Moving stories

Don’t be scared about riding a bicycle when you’re 80 – it’s great fun!

Hello, I’m Annie, and I’ve got an e-bike, and I love it. I’m an 80 year old grandmother and, I’ve been living in Canberra since 1988. A working girl to begin with until we retired just after 2000. My husband turned 66. We have family here in Canberra and Melbourne and Adelaide, so we’re quite spread around.

I bought an E-bike because I’m just getting older and I was finding that cycling into the wind and up the slopes, particularly around here in the top of O’Connor. It was just that little bit more difficult for me to get there. So I was leaving my bike at home and taking the car out. And then I thought, this is ridiculous. When I came to Canberra initially, the first thing I did because of all the bike paths was to buy a bike. And then I started to use it to go to work. So I’d cycled from Kingston to Dickson and down to Woden for my jobs. And I’ve been cycling ever since. And I find it saves on cars, wear and tear petrol. I also find that I don’t have to worry about parking. I take the car out when I have to take anyone else out with me, but otherwise she sits there in the garage.

Just about everything I can: I go shopping and if I have to go shopping three times a week, I’m not like the French who go once every day, then I go three times a week. I mean, my time is my own now. So if I can manage that, I go to visit my family on my bike, and three times a week I go to my gym on my bike.

So it’s basically an urban bike and it’s for the use around the city. I used to think that it was the rain, but I must admit some of the winters it’s the tips of my fingers keeping warm. But other than that I don’t find it hard, I find it invigorating. Wrap up several pairs of gloves to keep warm in the winter is most important but you do build up a heat in your body. And so that’s why it’s always the tips that you feel most. Yeah, it’s just a matter of wrapping up scarf around your neck.

I enjoy cycling because I like to feel the wind. I like the idea of keeping fit the easy way. I just like being outside and I find cars you’re just enclosed in a little metal box and that’s not what I like. I think about the effects on the environment all the time. I don’t know that I always relate it to the bicycle, because I think that there’s much more serious problems in the world with regard to climate change. But my bicycle will only be an infinitesimal effect on.
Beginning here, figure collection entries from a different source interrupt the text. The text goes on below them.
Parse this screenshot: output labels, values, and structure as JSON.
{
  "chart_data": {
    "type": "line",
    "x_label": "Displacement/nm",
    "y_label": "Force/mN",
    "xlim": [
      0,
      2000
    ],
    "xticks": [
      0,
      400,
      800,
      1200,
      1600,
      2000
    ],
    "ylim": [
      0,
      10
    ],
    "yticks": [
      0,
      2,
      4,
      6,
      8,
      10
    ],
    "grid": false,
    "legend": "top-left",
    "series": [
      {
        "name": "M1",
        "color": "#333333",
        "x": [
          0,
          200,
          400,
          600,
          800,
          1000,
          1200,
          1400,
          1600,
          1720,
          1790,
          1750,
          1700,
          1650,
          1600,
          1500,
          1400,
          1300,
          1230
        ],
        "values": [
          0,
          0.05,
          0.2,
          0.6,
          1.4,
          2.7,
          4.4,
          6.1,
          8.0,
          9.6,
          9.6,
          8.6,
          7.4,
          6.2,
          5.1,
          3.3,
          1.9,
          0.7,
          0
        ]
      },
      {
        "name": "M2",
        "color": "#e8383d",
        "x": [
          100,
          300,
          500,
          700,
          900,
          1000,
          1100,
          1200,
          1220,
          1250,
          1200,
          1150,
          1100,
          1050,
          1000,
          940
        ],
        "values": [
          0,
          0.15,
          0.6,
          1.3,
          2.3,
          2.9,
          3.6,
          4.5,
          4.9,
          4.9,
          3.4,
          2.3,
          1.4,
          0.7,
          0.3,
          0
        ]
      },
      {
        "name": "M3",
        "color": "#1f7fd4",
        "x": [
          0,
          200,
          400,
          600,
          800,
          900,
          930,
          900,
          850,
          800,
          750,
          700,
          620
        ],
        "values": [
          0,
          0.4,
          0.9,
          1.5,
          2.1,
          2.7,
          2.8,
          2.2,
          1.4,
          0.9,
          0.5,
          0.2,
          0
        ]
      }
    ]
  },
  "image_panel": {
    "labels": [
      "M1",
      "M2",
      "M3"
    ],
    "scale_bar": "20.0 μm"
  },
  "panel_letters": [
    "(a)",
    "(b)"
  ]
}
But I think if you wanted to say that it’s every little bit helps, then yes. If my cycling around uses less fossil fuel, then yes, I’m helping the environment.
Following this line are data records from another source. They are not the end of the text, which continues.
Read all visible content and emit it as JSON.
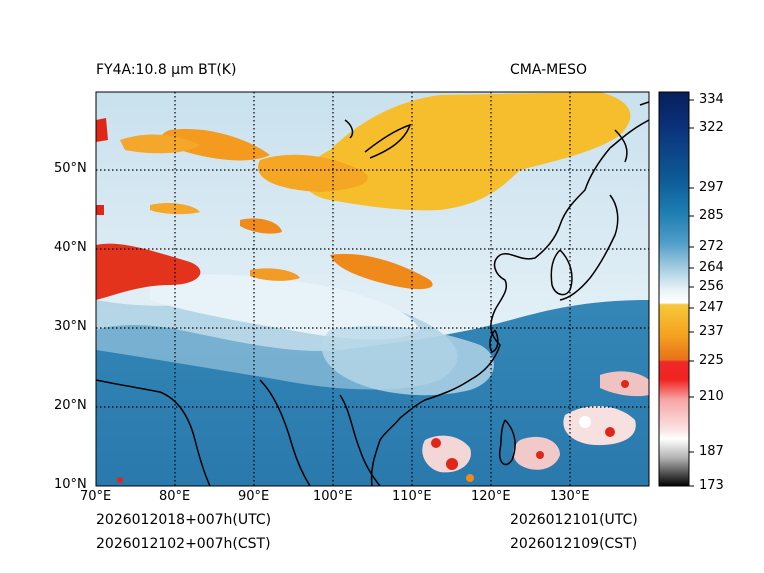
{
  "header": {
    "left_title": "FY4A:10.8 µm BT(K)",
    "right_title": "CMA-MESO"
  },
  "map": {
    "lon_labels": [
      "70°E",
      "80°E",
      "90°E",
      "100°E",
      "110°E",
      "120°E",
      "130°E"
    ],
    "lat_labels": [
      "50°N",
      "40°N",
      "30°N",
      "20°N",
      "10°N"
    ],
    "lon_range": [
      70,
      140
    ],
    "lat_range": [
      10,
      60
    ],
    "colors": {
      "ocean": "#2e7fb0",
      "cloud_white": "#e8f2f8",
      "cold_orange": "#f6b21e",
      "deep_red": "#e02616",
      "coast": "#000000"
    }
  },
  "colorbar": {
    "ticks": [
      "334",
      "322",
      "297",
      "285",
      "272",
      "264",
      "256",
      "247",
      "237",
      "225",
      "210",
      "187",
      "173"
    ],
    "tick_values": [
      334,
      322,
      297,
      285,
      272,
      264,
      256,
      247,
      237,
      225,
      210,
      187,
      173
    ]
  },
  "footer": {
    "init_utc": "2026012018+007h(UTC)",
    "init_cst": "2026012102+007h(CST)",
    "valid_utc": "2026012101(UTC)",
    "valid_cst": "2026012109(CST)"
  }
}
Don’t be scared about riding a bicycle when you’re 80 – it’s great fun!

[And if you’re less than 80?]

Oh, of course I might. To assume that they would be cycling anyway. You know, any age. Don’t be scared about getting on a bike. You know how to cycle. And of course we were all taught as children, though I did have a big gap when we lived in Melbourne bringing up young children and the roads were not safe. But once I got to Canberra, it was just a matter of getting back on the bike again. Don’t be scared and enjoy it.

Definitely there is more freedom in the sense that I can go further. I’ve taken the tram up to Gungahlin and come back on the bike path and that was a really lovely, lovely trip. Yes. There’s definitely more freedom on the on the e-bike, particularly if you are finding an ordinary bike a little hard going. The e-bike actually is much heavier than an ordinary e-bike, so you do have the solid feeling that you’re on the ground. But then you know that when things are going to be a hard going, you’ve got that little bit of assistance behind you. And one of the other important things about an e-bike is you can have that assistance, but unlike these electronic scooters, you’re still working your legs because the battery ceases to function when your legs stop moving. So you’re still getting exercise. And to me, that’s important.

I live in an apartment and I have a storage shed. And because living in an apartment, we do get broken into. There’s no doubt about it. We’re in that sort of area. So it always goes away into the shed and is locked up on the basis of what’s not seen. I don’t think it takes that long to charge the battery, but I’ve never really measured it because when it gets low, I just unhook the whole thing, take it into the house and it just charges overnight. But I think it’s a lot less than overnight. Well, I have to walk past my car when I go to my bike. So jumping on the bike when it’s pouring with rain outside and I’m walking past my car. Yes, that sometimes takes a bit of courage, I think you might say.

I just I just like cycling. I don’t think there’s anything else I can say about that. It’s much nicer than being in the car. Yeah. I jump on my bike first and get in the car second.